First off, bluish light scatters in fog or poor weather and blue light has a very distracting effect to the human eye. Try to focus on a blue light at night and you'll realize that it's both difficult and uncomfortable. There's a reason why fog lamps on some vehicles is tinted yellow.
Second, any halogen bulb that tries to mimic a "xenon" headlamp has a color filter on the glass. This filter simply removes the yellowish part of the light output, which means fewer actual lumens are making it onto the road. Hence, it's providing an illusion of better visibility while actually providing less.
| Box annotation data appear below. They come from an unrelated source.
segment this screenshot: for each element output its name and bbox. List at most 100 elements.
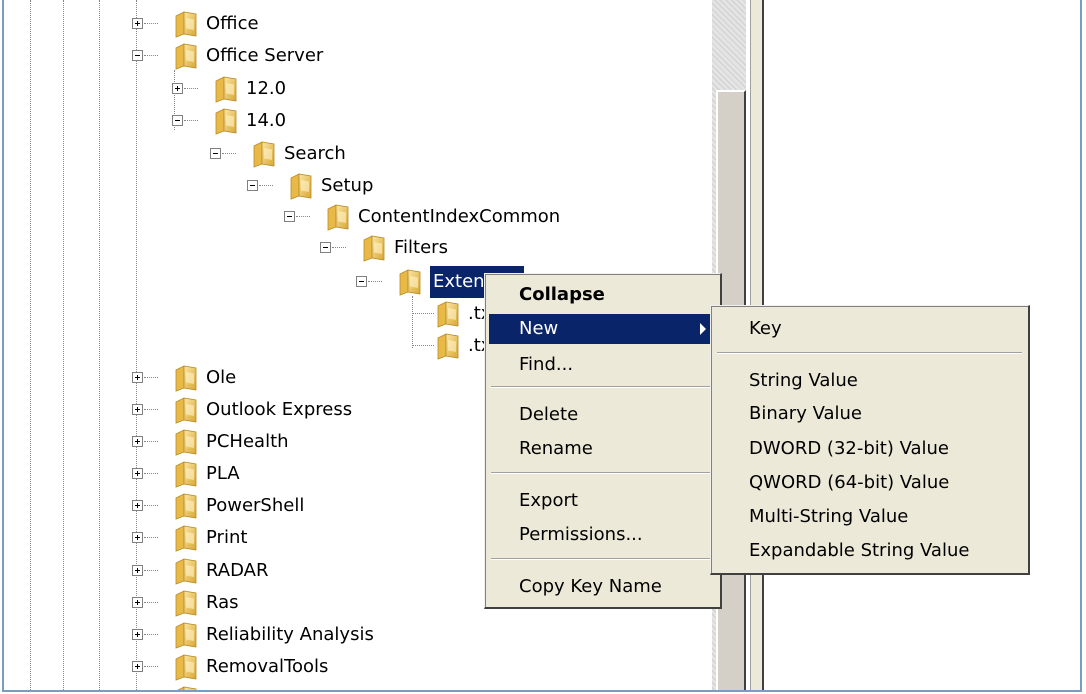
- tree-item-12-0[interactable]: 12.0: [172, 73, 287, 105]
- submenu-item-string-value[interactable]: String Value: [715, 366, 1024, 396]
- collapse-icon[interactable]: [132, 50, 143, 61]
- menu-item-rename[interactable]: Rename: [489, 434, 716, 464]
- tree-item-label: RemovalTools: [206, 656, 329, 677]
- menu-item-export[interactable]: Export: [489, 486, 716, 516]
- expand-icon[interactable]: [132, 565, 143, 576]
- tree-guide-line: [412, 296, 413, 348]
- tree-item-label: Filters: [394, 237, 448, 258]
- context-menu: Collapse New Find... Delete Rename Expor…: [484, 273, 722, 609]
- expand-icon[interactable]: [132, 372, 143, 383]
- folder-icon: [252, 140, 276, 168]
- menu-item-copy-key-name[interactable]: Copy Key Name: [489, 572, 716, 602]
- folder-icon: [174, 589, 198, 617]
- tree-item-office-server[interactable]: Office Server: [132, 40, 324, 72]
- tree-item-pchealth[interactable]: PCHealth: [132, 426, 289, 458]
- folder-icon: [174, 492, 198, 520]
- expand-icon[interactable]: [132, 661, 143, 672]
- folder-icon: [174, 428, 198, 456]
- folder-icon: [362, 234, 386, 262]
- tree-item-label: PowerShell: [206, 495, 305, 516]
- tree-item-filters[interactable]: Filters: [320, 232, 448, 264]
- tree-item-ras[interactable]: Ras: [132, 587, 239, 619]
- tree-item-contentindexcommon[interactable]: ContentIndexCommon: [284, 201, 561, 233]
- tree-guide-line: [30, 0, 31, 690]
- tree-item-label: Ole: [206, 367, 237, 388]
- tree-item-ole[interactable]: Ole: [132, 362, 237, 394]
- tree-item-print[interactable]: Print: [132, 522, 248, 554]
- tree-item-label: Search: [284, 143, 346, 164]
- folder-icon: [174, 42, 198, 70]
- folder-icon: [436, 300, 460, 328]
- tree-item-label: PLA: [206, 463, 240, 484]
- folder-icon: [174, 10, 198, 38]
- tree-item-label: Print: [206, 527, 248, 548]
- tree-item-label: ContentIndexCommon: [358, 206, 561, 227]
- submenu-item-key[interactable]: Key: [715, 314, 1024, 344]
- submenu-item-qword-value[interactable]: QWORD (64-bit) Value: [715, 468, 1024, 498]
- submenu-arrow-icon: [700, 323, 706, 335]
- folder-icon: [174, 557, 198, 585]
- tree-item-removaltools[interactable]: RemovalTools: [132, 651, 329, 683]
- collapse-icon[interactable]: [320, 242, 331, 253]
- tree-item-radar[interactable]: RADAR: [132, 555, 268, 587]
- collapse-icon[interactable]: [247, 180, 258, 191]
- menu-separator: [491, 558, 714, 560]
- menu-item-new[interactable]: New: [489, 314, 716, 344]
- submenu-item-multi-string-value[interactable]: Multi-String Value: [715, 502, 1024, 532]
- folder-icon: [398, 268, 422, 296]
- folder-icon: [174, 364, 198, 392]
- menu-item-find[interactable]: Find...: [489, 350, 716, 380]
- tree-item-label: Outlook Express: [206, 399, 353, 420]
- folder-icon: [174, 685, 198, 692]
- expand-icon[interactable]: [132, 404, 143, 415]
- tree-guide-line: [63, 0, 64, 690]
- tree-item-setup[interactable]: Setup: [247, 170, 374, 202]
- submenu-item-binary-value[interactable]: Binary Value: [715, 399, 1024, 429]
- collapse-icon[interactable]: [356, 276, 367, 287]
- tree-item-label: 14.0: [246, 110, 287, 131]
- tree-guide-line: [136, 0, 137, 690]
- tree-item-label: Rpc: [206, 683, 240, 690]
- expand-icon[interactable]: [172, 83, 183, 94]
- collapse-icon[interactable]: [284, 211, 295, 222]
- tree-item-powershell[interactable]: PowerShell: [132, 490, 305, 522]
- tree-item-label: Setup: [321, 175, 374, 196]
- menu-item-collapse[interactable]: Collapse: [489, 280, 716, 310]
- tree-item-14-0[interactable]: 14.0: [172, 105, 287, 137]
- tree-item-pla[interactable]: PLA: [132, 458, 240, 490]
- collapse-icon[interactable]: [210, 148, 221, 159]
- menu-separator: [491, 386, 714, 388]
- folder-icon: [289, 172, 313, 200]
- tree-item-rpc[interactable]: Rpc: [174, 683, 240, 692]
- tree-guide-line: [99, 0, 100, 690]
- tree-item-label: Ras: [206, 592, 239, 613]
- menu-item-permissions[interactable]: Permissions...: [489, 520, 716, 550]
- menu-item-new-label: New: [519, 318, 559, 339]
- expand-icon[interactable]: [132, 468, 143, 479]
- collapse-icon[interactable]: [172, 115, 183, 126]
- tree-item-reliability-analysis[interactable]: Reliability Analysis: [132, 619, 374, 651]
- menu-item-delete[interactable]: Delete: [489, 400, 716, 430]
- folder-icon: [436, 332, 460, 360]
- expand-icon[interactable]: [132, 18, 143, 29]
- folder-icon: [174, 524, 198, 552]
- expand-icon[interactable]: [132, 629, 143, 640]
- tree-item-outlook-express[interactable]: Outlook Express: [132, 394, 353, 426]
- new-submenu: Key String Value Binary Value DWORD (32-…: [710, 305, 1030, 575]
- menu-separator: [491, 472, 714, 474]
- folder-icon: [214, 107, 238, 135]
- expand-icon[interactable]: [132, 500, 143, 511]
- expand-icon[interactable]: [132, 436, 143, 447]
- tree-item-label: Office: [206, 13, 259, 34]
- submenu-item-expandable-string-value[interactable]: Expandable String Value: [715, 536, 1024, 566]
- expand-icon[interactable]: [132, 597, 143, 608]
- tree-item-label: 12.0: [246, 78, 287, 99]
- submenu-item-dword-value[interactable]: DWORD (32-bit) Value: [715, 434, 1024, 464]
- tree-item-search[interactable]: Search: [210, 138, 346, 170]
- tree-item-office[interactable]: Office: [132, 8, 259, 40]
- folder-icon: [174, 653, 198, 681]
- folder-icon: [174, 621, 198, 649]
- expand-icon[interactable]: [132, 532, 143, 543]
- tree-item-label: Office Server: [206, 45, 324, 66]
- folder-icon: [174, 460, 198, 488]
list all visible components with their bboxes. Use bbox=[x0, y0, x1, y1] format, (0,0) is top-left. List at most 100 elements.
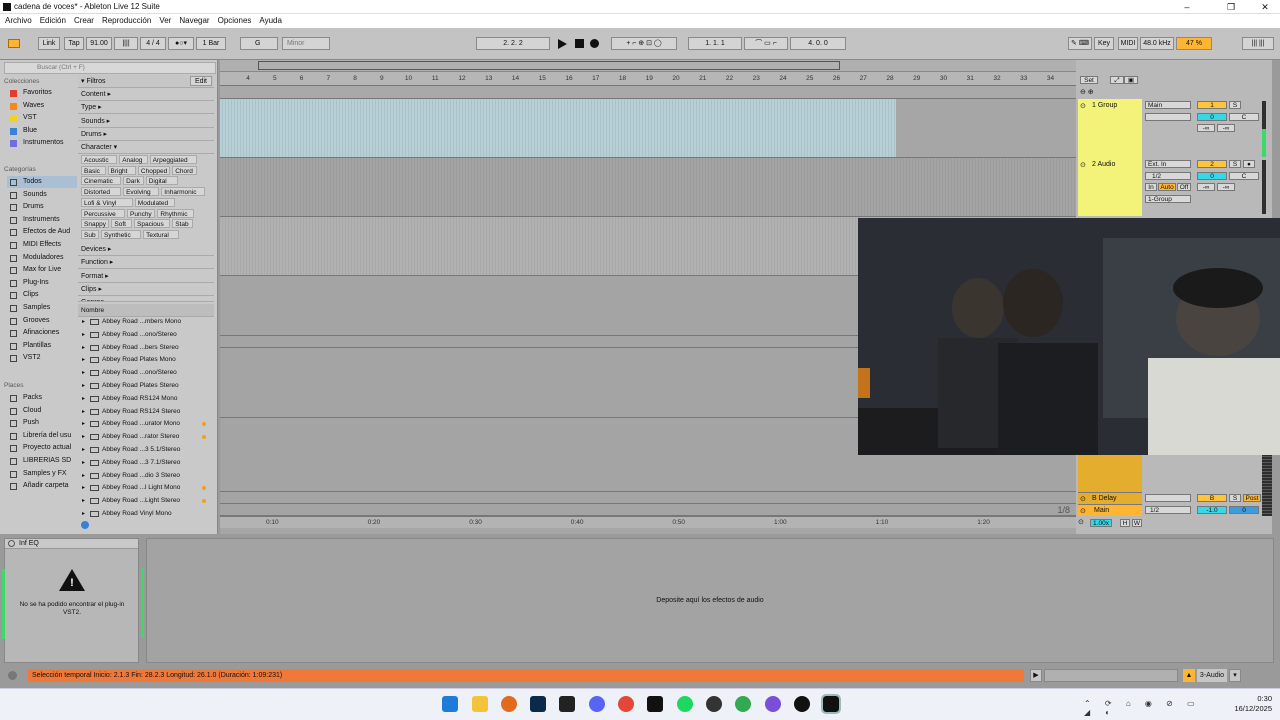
expand-icon[interactable]: ⤢ bbox=[1110, 76, 1124, 84]
scale-select[interactable]: Minor bbox=[282, 37, 330, 50]
return-routing-empty[interactable] bbox=[1145, 494, 1191, 502]
system-tray-icons[interactable]: ⌃ ⟳ ⌂ ◉ ⊘ ▭ ◢ ◖ bbox=[1084, 699, 1204, 717]
time-signature-field[interactable]: 4 / 4 bbox=[140, 37, 166, 50]
tag-chord[interactable]: Chord bbox=[172, 165, 197, 175]
main-track-header[interactable]: ⊙ Main bbox=[1078, 504, 1142, 516]
overview-bar[interactable] bbox=[220, 60, 1076, 72]
time-ruler[interactable]: 0:10 0:20 0:30 0:40 0:50 1:00 1:10 1:20 bbox=[220, 516, 1076, 528]
collection-blue[interactable]: Blue bbox=[7, 125, 77, 137]
arrangement-position-field[interactable]: 2. 2. 2 bbox=[476, 37, 550, 50]
return-fold-icon[interactable]: ⊙ bbox=[1080, 495, 1086, 503]
midi-map-button[interactable]: MIDI bbox=[1118, 37, 1138, 50]
browser-file-item[interactable]: ▸ Abbey Road ...l Light Mono bbox=[78, 482, 214, 495]
browser-file-item[interactable]: ▸ Abbey Road ...rator Stereo bbox=[78, 431, 214, 444]
browser-file-item[interactable]: ▸ Abbey Road ...Light Stereo bbox=[78, 495, 214, 508]
audio-track-lane[interactable] bbox=[220, 158, 1076, 217]
return-track-area[interactable] bbox=[1078, 455, 1142, 492]
menu-edicion[interactable]: Edición bbox=[36, 14, 70, 28]
expand-arrow-icon[interactable]: ▸ bbox=[82, 367, 85, 380]
quantize-select[interactable]: 1 Bar bbox=[196, 37, 226, 50]
view-toggle-icon[interactable] bbox=[8, 39, 20, 48]
browser-file-item[interactable]: ▸ Abbey Road ...bers Stereo bbox=[78, 342, 214, 355]
return-b-activator[interactable]: B bbox=[1197, 494, 1227, 502]
place-libreria-del-usu[interactable]: Librería del usu bbox=[7, 430, 77, 442]
edit-filters-button[interactable]: Edit bbox=[189, 76, 212, 86]
monitor-auto-button[interactable]: Auto bbox=[1158, 183, 1176, 191]
media-player-icon[interactable] bbox=[794, 696, 810, 712]
browser-file-item[interactable]: ▸ Abbey Road ...3 7.1/Stereo bbox=[78, 457, 214, 470]
expand-arrow-icon[interactable]: ▸ bbox=[82, 316, 85, 329]
place-packs[interactable]: Packs bbox=[7, 392, 77, 404]
expand-arrow-icon[interactable]: ▸ bbox=[82, 457, 85, 470]
browser-file-item[interactable]: ▸ Abbey Road Plates Stereo bbox=[78, 380, 214, 393]
tag-analog[interactable]: Analog bbox=[119, 155, 148, 164]
photoshop-icon[interactable] bbox=[530, 696, 546, 712]
ableton-icon[interactable] bbox=[647, 696, 663, 712]
menu-crear[interactable]: Crear bbox=[70, 14, 98, 28]
expand-arrow-icon[interactable]: ▸ bbox=[82, 329, 85, 342]
filter-section-genres[interactable]: Genres bbox=[78, 296, 214, 303]
expand-arrow-icon[interactable]: ▸ bbox=[82, 393, 85, 406]
inf-eq-device[interactable]: Inf EQ ! No se ha podido encontrar el pl… bbox=[2, 538, 139, 663]
main-pan-field[interactable]: 0 bbox=[1229, 506, 1259, 514]
scrub-area[interactable] bbox=[220, 86, 1076, 99]
stop-icon[interactable] bbox=[575, 39, 584, 48]
tag-stab[interactable]: Stab bbox=[172, 219, 193, 229]
minimize-button[interactable]: – bbox=[1176, 1, 1198, 13]
menu-reproduccion[interactable]: Reproducción bbox=[98, 14, 155, 28]
return-b-solo[interactable]: S bbox=[1229, 494, 1241, 502]
expand-arrow-icon[interactable]: ▸ bbox=[82, 495, 85, 508]
tag-sub[interactable]: Sub bbox=[81, 229, 99, 239]
favorite-star-icon[interactable] bbox=[202, 435, 206, 440]
expand-arrow-icon[interactable]: ▸ bbox=[82, 354, 85, 367]
expand-arrow-icon[interactable]: ▸ bbox=[82, 406, 85, 419]
audio-track-header[interactable]: ⊙ 2 Audio bbox=[1078, 158, 1142, 216]
category-todos[interactable]: Todos bbox=[7, 176, 77, 188]
play-icon[interactable] bbox=[558, 39, 567, 49]
height-button[interactable]: H bbox=[1120, 519, 1130, 527]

If you look up bulb specifications you'll find this to be the case. Bulbs with maximum output (most lumens) are unfiltered. These filaments are driven harder than regular bulbs so they produce more light with the same wattage. A byproduct is that they also burn hotter and have a slightly higher color temperature than normal bulbs (3500K). The consequence is a much shorter bulb life.
Tinted bulbs, such as Sylvania Silverstars, drive their filaments very hard to produce legal amounts of light. Their lumen output is the same as a cheap, standard bulb but with ridiculously short operating life (I think a 9005 bulb is rated at 50 hours!). I bet most of the tinted bulbs on eBay or whatever don't even put out the legally minimum amount.